Los adultos que llevan a cabo esta práctica tienen recursos psicológicos que les pueden ayudar a superar las largas jornadas de ayuno, aunque yo le desaconsejo que interactúe con según qué individuos cuando se va acercando la hora de romperlo, aún más si se trata de un fumador. Los ánimos dentro de las casas las tardes de Ramadán están siempre a flor de piel y cualquier nimiedad puede desencadenar peleas y conflictos. Pero la mayoría de adultos soportan el ayuno sin que tenga efectos ni en su comportamiento ni en su productividad porque la motivación religiosa puede llegar a ser una especie de poder sobrenatural en lo que se refiere a las capacidades de resistencia del ser humano. Es lo único que les envidio a los creyentes: que puedan sacar fuerzas de las que no parece que haya sólo porque creen en un ser superior y, en una muestra de masoquismo sorprendente, se someten mansamente a su voluntad.

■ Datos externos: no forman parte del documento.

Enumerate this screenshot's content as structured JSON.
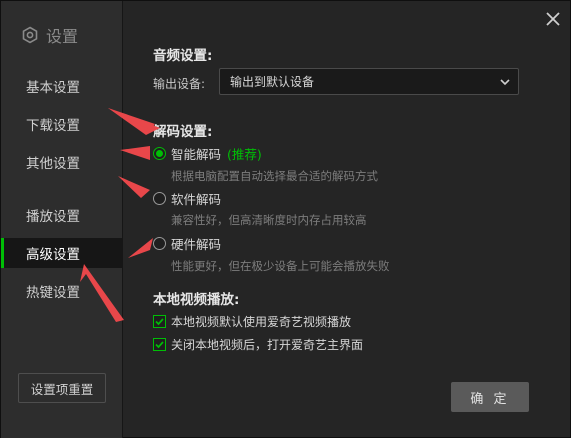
{
  "sidebar": {
    "title": "设置",
    "items": [
      {
        "label": "基本设置"
      },
      {
        "label": "下载设置"
      },
      {
        "label": "其他设置"
      },
      {
        "label": "播放设置"
      },
      {
        "label": "高级设置",
        "active": true
      },
      {
        "label": "热键设置"
      }
    ],
    "reset_label": "设置项重置"
  },
  "audio": {
    "title": "音频设置:",
    "output_label": "输出设备:",
    "output_value": "输出到默认设备"
  },
  "decode": {
    "title": "解码设置:",
    "smart_label": "智能解码",
    "smart_tag": "(推荐)",
    "smart_desc": "根据电脑配置自动选择最合适的解码方式",
    "software_label": "软件解码",
    "software_desc": "兼容性好，但高清晰度时内存占用较高",
    "hardware_label": "硬件解码",
    "hardware_desc": "性能更好，但在极少设备上可能会播放失败",
    "selected": "smart"
  },
  "local": {
    "title": "本地视频播放:",
    "option1": "本地视频默认使用爱奇艺视频播放",
    "option2": "关闭本地视频后，打开爱奇艺主界面",
    "option1_checked": true,
    "option2_checked": true
  },
  "footer": {
    "ok_label": "确 定"
  },
  "colors": {
    "accent": "#00be06",
    "annotation_arrow": "#e8474a",
    "background": "#252525",
    "sidebar": "#2d2d2d"
  }
}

Otra cuestión muy distinta es la de los efectos que tiene en los niños esta práctica religiosa. Los hijos de familias musulmanas suelen querer iniciarse en este ritual por su carga emocional, familiar y simbólica. El Ramadán es una época diferente en la que la frontera entre ser grande y pequeño es la capacidad de ayunar. Y quienes quieren ser mayores enseguida intentan imitar a los adultos que quieren. Normalmente comienzan haciendo medio día, o un día en fin de semana para probar, pero cuando llega la pubertad el juego se acaba y ya no hay opción, hay que ayunar a toda costa. Aunque vayan a la escuela o al instituto y las exigencias de la vida académica sean incompatibles con pasar hambre y sed. Muchos maestros que tienen alumnos musulmanes observan la evidencia en las aulas: el nivel de atención de los niños desciende en picado y muchos entran en un estado de letargo. Quizás haya familias que no pedirían a los hijos adolescentes que cumplan con el Ramadán, pero la presión social del entorno a menudo hace que esta dispensa sea imposible. Y quien decide transgredir por su cuenta la norma debe hacerlo comiendo a escondidas (por ejemplo, en los lavabos de los institutos) y cargando con un enorme sentimiento de culpa. No debería ser así, las religiones deberían adaptarse a los entornos sociales en los que están y al siglo en que son practicadas. No es lo mismo ayunar en Arabia del s. VII y pasarte el día durmiendo en una tienda que tener que resolver ecuaciones de segundo grado en latitudes en las que hace frío. De hecho, los niños nunca deberían hacer el Ramadán porque están creciendo y este trasiego de las comidas y la deshidratación no es bueno para la salud. Deberían poder elegir una vez que tengan suficiente uso de razón si quieren o no quieren hacerlo. Y el islam es una religión que a lo largo de los siglos ha tenido capacidad de adaptación porque sus textos permiten lecturas e interpretaciones. El problema es que ahora la versión que se ha ido imponiendo aquí es la de los fundamentalistas, que se caracterizan por ser inflexibles e intransigentes y prefieren poner a los chicos y chicas en conflicto con la sociedad en la que viven que encontrar maneras de permitirles ser musulmanes donde están.